Let $X$ be a topological space. The endofunctor $\_\times X$ of the category of all topological spaces does in general not possess a right adjoint, since the category is not cartesian closed.

  1. Is it nevertheless true in general, that $colim(A_i)\times X\cong colim(A_i\times X)$?
  2. If 1) is false: Is it at least true in full generality for colimits indexed over the natural numbers $…\rightarrow X_i\rightarrow X_{i+1}\rightarrow …$?
  3. If 2) is false: What are topological conditions on $X_i$ and $A$, such that 2) gets right?

Solutions Collecting From Web of "Do finite products commute with colimits in the category of spaces?"

Here is a counterexample for the directed limit:
Let $X_n$ be a wedge of $n$ circles $C_1,\dots,C_n$. We have a sequence of closed inclusions $X_1\hookrightarrow X_2\hookrightarrow\dots$ whose colimit is $X$, a wedge of countably many circles.
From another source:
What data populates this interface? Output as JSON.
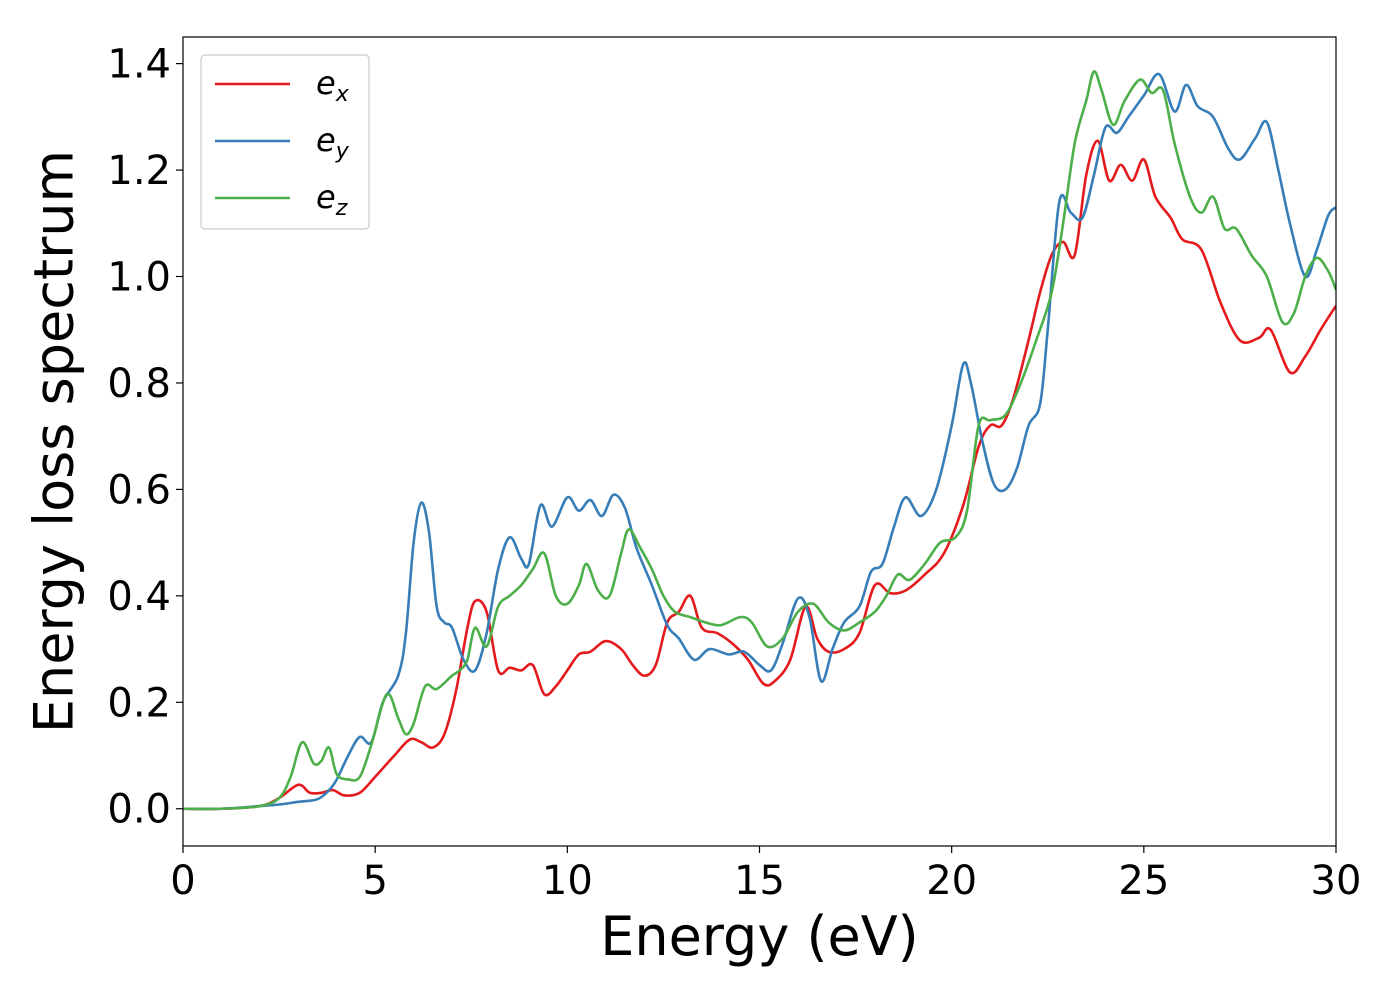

There is a continuous bijection $j:\text{colim}(X_n\times\Bbb Q)\to X\times\Bbb Q$ which I claim is not a homeomorphism. Namely, if $A$ is the subset of $\text{colim}(X_n\times\Bbb Q)$ whose intersection with the cylinder $C_n\times\Bbb Q$ is
\left\{ (e^{2\pi i x},y)\ \middle|
\ \frac\pi n \le y \le \frac\pi n +\min(x,1-x)\right\}
then $A$ is closed, but $j(A)$ is not closed in $X\times\Bbb Q$ as $(0,0)$ is a limit point of $j(A)$.

We would have a homeomorphism, though, if $Y$ (which in the example was $\Bbb Q$) were locally compact, as that would make the functor $(-)\times Y$ a left adjoint to the functor $(-)^Y$, and left adjoints preserve all colimits.

It also works, for any $Y$, if the diagram is such that we can choose a subset $\cal S$ of the spaces in the diagram $X:\mathscr J\to\mathbf{Top}$ such that

  • every space in the diagram is either in $\cal S$ or has a map to some space in $\cal S$
  • the quotient map $\coprod_{i\in\mathscr J} X_i\to\text{colim}(X_i)$ restricts to a perfect map $\coprod_{s\in\mathcal S}X_s\to\text{colim}(X_i)$ (Note that the previous point implies that this restriction is a quotient map).

This is because for every perfect map $p:X\to Y$, the product $p\times\mathbf 1_Z:X\times Z\to Y\times Z$ is closed, thus a quotient map.